Ciência
06/08/2021 às 09:30•3 min de leitura
A maioria das receitas médicas, pedidos de exames ou atestados incluem um "código CID" com um número. Esses códigos correspondem à Classificação Estatística Internacional de Doenças e Problemas Relacionados à Saúde, um grande manual, com todos os problemas de saúde reconhecidos pela ciência. Todas as doenças têm um código específico, criando um padrão que auxilia no diagnóstico e tratamento de cada uma delas, ao redor do mundo.
Atualmente os profissionais de saúde usam a CID-10, que entrou em vigor nos anos 1990 (com ela que a homossexualidade deixou de ser considerada uma doença, por exemplo). Já em 2022, entra em vigor a CID-11, atualizada. A inclusão de uma nova doença na lista é a polêmica da vez: pelo novo código, a “velhice” poderá ser considerada uma doença.
Laudo médico: velha (Fonte: Freepik/Reprodução)
Essa polêmica tem várias camadas e a gente vai tentar explicar os vários pontos de vista para você, neste artigo. A primeira questão é que a Organização Mundial da Saúde (OMS) justifica que incluir a velhice na CID-11 não significa dizer que ser velho é ser doente. Em primeiro lugar porque, segundo a organização, a CID não fala só de doenças, mas sim de condições de saúde.
De acordo com a entidade, a inclusão do termo serve simplesmente para reconhecer que as pessoas podem morrer de idade avançada — e que um atestado de óbito pode ser preenchido com um código CID para velhice. Na verdade, isso já foi feito com o príncipe Philip, marido da rainha da Inglaterra, que faleceu em 2021. O atestado de óbito dele dizia apenas “idade avançada”.

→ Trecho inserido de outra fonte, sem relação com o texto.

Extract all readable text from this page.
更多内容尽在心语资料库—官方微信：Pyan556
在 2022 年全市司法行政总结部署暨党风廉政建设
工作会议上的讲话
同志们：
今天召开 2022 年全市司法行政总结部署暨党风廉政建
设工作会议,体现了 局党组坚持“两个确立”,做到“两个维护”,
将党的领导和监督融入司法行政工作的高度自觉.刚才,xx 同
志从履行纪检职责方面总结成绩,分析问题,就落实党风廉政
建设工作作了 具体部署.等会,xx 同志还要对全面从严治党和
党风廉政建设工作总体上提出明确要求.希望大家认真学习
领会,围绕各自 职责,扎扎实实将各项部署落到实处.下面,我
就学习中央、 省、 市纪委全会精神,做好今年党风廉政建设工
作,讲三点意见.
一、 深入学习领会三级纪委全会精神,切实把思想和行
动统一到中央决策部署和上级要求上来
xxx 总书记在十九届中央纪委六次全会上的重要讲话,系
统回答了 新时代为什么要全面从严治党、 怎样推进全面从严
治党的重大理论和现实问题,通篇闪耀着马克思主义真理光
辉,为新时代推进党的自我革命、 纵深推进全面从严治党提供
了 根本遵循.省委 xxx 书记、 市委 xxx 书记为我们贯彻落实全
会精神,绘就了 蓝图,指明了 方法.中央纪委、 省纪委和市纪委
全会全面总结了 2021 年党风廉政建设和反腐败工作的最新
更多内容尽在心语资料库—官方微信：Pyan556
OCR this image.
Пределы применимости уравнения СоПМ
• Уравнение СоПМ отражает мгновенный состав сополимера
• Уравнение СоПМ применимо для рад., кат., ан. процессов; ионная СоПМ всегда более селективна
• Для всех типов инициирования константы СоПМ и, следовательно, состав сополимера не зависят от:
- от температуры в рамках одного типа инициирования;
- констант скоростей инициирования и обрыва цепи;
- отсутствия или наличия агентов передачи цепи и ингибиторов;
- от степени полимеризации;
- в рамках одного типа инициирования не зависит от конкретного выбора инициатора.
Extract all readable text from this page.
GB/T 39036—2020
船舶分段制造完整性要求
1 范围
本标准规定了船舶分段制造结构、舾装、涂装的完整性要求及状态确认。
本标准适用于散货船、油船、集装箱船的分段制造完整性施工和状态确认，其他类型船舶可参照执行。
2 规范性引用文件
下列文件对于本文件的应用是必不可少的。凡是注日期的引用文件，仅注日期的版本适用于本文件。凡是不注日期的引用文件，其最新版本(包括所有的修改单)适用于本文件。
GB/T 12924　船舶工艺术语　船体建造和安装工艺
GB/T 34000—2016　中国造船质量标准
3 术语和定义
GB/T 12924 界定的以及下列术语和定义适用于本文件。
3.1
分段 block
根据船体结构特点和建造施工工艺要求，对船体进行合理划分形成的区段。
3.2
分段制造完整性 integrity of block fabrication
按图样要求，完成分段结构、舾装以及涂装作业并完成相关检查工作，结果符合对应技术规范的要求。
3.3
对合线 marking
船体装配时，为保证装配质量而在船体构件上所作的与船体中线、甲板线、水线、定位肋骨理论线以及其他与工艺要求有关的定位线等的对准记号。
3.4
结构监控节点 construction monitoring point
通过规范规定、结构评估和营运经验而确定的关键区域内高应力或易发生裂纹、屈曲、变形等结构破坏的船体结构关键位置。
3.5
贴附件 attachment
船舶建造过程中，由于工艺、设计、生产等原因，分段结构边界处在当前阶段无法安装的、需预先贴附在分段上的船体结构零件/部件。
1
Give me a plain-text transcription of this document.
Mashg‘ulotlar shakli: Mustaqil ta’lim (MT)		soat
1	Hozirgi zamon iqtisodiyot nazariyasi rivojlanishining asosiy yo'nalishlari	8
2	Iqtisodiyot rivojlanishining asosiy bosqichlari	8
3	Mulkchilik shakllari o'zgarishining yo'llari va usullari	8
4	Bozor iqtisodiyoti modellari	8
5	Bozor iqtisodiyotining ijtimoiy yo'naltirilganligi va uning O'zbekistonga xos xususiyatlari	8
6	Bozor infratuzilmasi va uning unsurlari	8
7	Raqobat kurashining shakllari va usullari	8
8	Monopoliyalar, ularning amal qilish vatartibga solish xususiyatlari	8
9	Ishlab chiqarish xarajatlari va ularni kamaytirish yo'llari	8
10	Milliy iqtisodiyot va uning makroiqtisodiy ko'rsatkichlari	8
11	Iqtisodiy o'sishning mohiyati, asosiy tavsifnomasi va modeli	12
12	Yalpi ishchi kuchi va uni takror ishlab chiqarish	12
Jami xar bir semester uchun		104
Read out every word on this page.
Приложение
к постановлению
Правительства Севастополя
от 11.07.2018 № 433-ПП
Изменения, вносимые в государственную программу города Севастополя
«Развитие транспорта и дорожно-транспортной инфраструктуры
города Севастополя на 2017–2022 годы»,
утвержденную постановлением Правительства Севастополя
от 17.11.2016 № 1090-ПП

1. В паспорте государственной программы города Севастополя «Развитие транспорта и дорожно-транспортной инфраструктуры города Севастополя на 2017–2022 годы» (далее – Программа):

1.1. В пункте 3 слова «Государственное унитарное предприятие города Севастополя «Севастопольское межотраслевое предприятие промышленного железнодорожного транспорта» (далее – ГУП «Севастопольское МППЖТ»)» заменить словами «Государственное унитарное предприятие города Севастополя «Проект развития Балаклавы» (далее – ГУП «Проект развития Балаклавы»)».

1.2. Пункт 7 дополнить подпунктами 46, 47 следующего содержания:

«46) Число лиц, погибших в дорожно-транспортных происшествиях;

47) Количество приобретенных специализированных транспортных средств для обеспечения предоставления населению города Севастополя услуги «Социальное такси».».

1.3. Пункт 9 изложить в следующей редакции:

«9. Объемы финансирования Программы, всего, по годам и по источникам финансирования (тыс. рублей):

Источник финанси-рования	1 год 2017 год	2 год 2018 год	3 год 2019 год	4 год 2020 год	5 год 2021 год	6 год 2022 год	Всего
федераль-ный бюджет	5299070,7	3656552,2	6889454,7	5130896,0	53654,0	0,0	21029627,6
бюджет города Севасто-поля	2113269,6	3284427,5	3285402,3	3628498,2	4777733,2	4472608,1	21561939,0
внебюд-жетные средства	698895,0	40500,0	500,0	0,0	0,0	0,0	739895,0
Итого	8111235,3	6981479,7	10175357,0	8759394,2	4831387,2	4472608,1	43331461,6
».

Foi aí que as pessoas começaram a falar sobre a questão do código CID para a velhice, até porque o texto foi aprovado em 2019 e pouca gente tinha reparado nisso, até então. Também é aí que começam os argumentos de quem é contra a inclusão: ninguém morre apenas por estar velho, mas por outras doenças que surgem conforme a pessoa envelhece. Philip tinha acabado de operar o coração quando morreu, por exemplo.
Nesse contexto, qualquer pessoa mais velha que vai ao médico pode acabar recebendo um diagnóstico genérico de “velhice” em vez de tratar seu real problema. Aí, a velhice se torna a nova virose, uma “doença coringa”, enquanto as doenças de verdade ficam sem tratamento — e sem dados epidemiológicos para pautar pesquisas ou políticas públicas.
“Aí o médico disse que estou com velhice crônica” (Fonte: Pexels/Reprodução)
Outro problema disso é: se a velhice está na CID, então ela é uma doença e, portanto, precisa de tratamento, remédios ou procedimentos. Para os críticos da nova CID, isso abre uma caixa de Pandora de possíveis problemas para os idosos:
Picaretas, preconceituosos e o lobby das indústrias é algo que sempre existiu. Mas a inclusão da velhice na CID-11 daria um respaldo para as ideias desse povo e poderia complicar bastante as coisas para os idosos. A grande questão, nesse sentido, é: a quem interessa que a velhice seja uma doença?
A CID-10 já tem um código para a “senilidade” que engloba algumas condições características do processo de envelhecimento. Mas a velhice em si é uma fase da vida, um processo ligado à passagem do tempo, que começa desde que a gente nasce. Eu, com 28 anos, já estou sob os efeitos da velhice. Você que está lendo sente a velhice, independente da sua idade. É natural.
Isso leva a mais uma camada dessa polêmica: a partir de qual idade as pessoas poderão ser “diagnosticadas” com velhice? Aqui no Brasil, convencionou-se dizer que quem tem acima de 60 é idoso, mas na Itália a classificação é acima dos 75. E quantos de nós não conhecemos idosos de 70 com uma saúde muito melhor que pessoas de 28?
Com tantos aspectos para discutir e tantos pontos de vista, essa é uma discussão que parece bem longe de acabar. O que sabemos é que a CID-11 está quase entrando em vigor e há quem defenda ferrenhamente a inclusão e a não inclusão da velhice no novo manual. E você, o que acha disso tudo?